2. Modify struts-config.xml file and change action mapping as:-
<action
path="/loginAction"
type="org.springframework.web.struts.DelegatingActionProxy"
name="loginForm"
scope="request"
validate="true"
input="/WEB-INF/pages/login.jsp">
<forward name="success" path="/homePage.do"/>
<forward name="failure" path="/login.do"/>
</action>
Here we are using DelegatingActionProxy instead of LoginAction.

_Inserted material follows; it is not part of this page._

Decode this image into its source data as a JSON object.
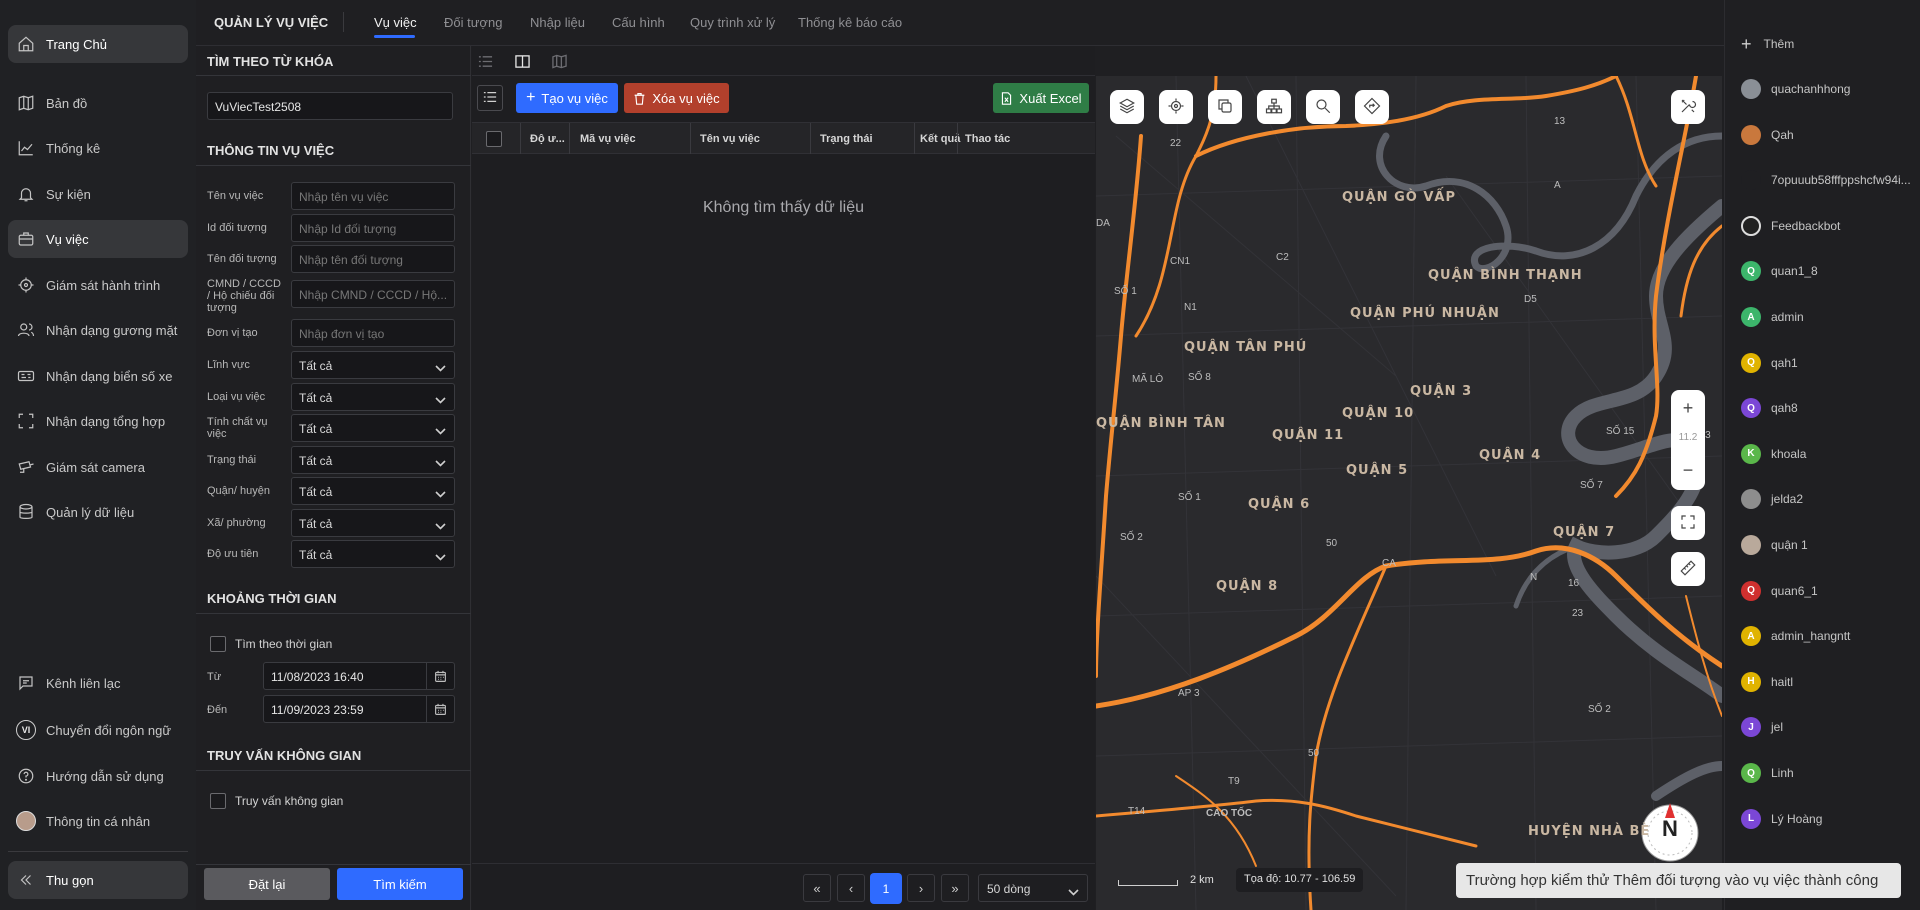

All requests goes to DelegatingActionProxy it is the responsibility of this class to call appropriate action class.
2. Define bean definitions in WEB-INF/ApplicationContext.xml.
<?xml version="1.0" encoding="UTF-8"?>
<!DOCTYPE beans PUBLIC "-//SPRING//DTD BEAN//EN" "http://www.springframework.org/dtd/spring-beans.dtd">
<beans>
 <bean id="businessDelegateBean" class="my.login.action.BusinessDelegate">
 </bean>
<bean name="/loginAction" class="my.login.action.LoginAction">
<property name="businessDelegate">
<ref bean="businessDelegateBean"/>
</property>
 </bean>
</beans>
Here i defined a bean with id “businessDelegateBean” and map url pattern to actual action class. DelegatingActionProxy class read this file and see that /loginAction is mapped to LoginAction and it forward request to LoginAction, before that it inject businessDelegate.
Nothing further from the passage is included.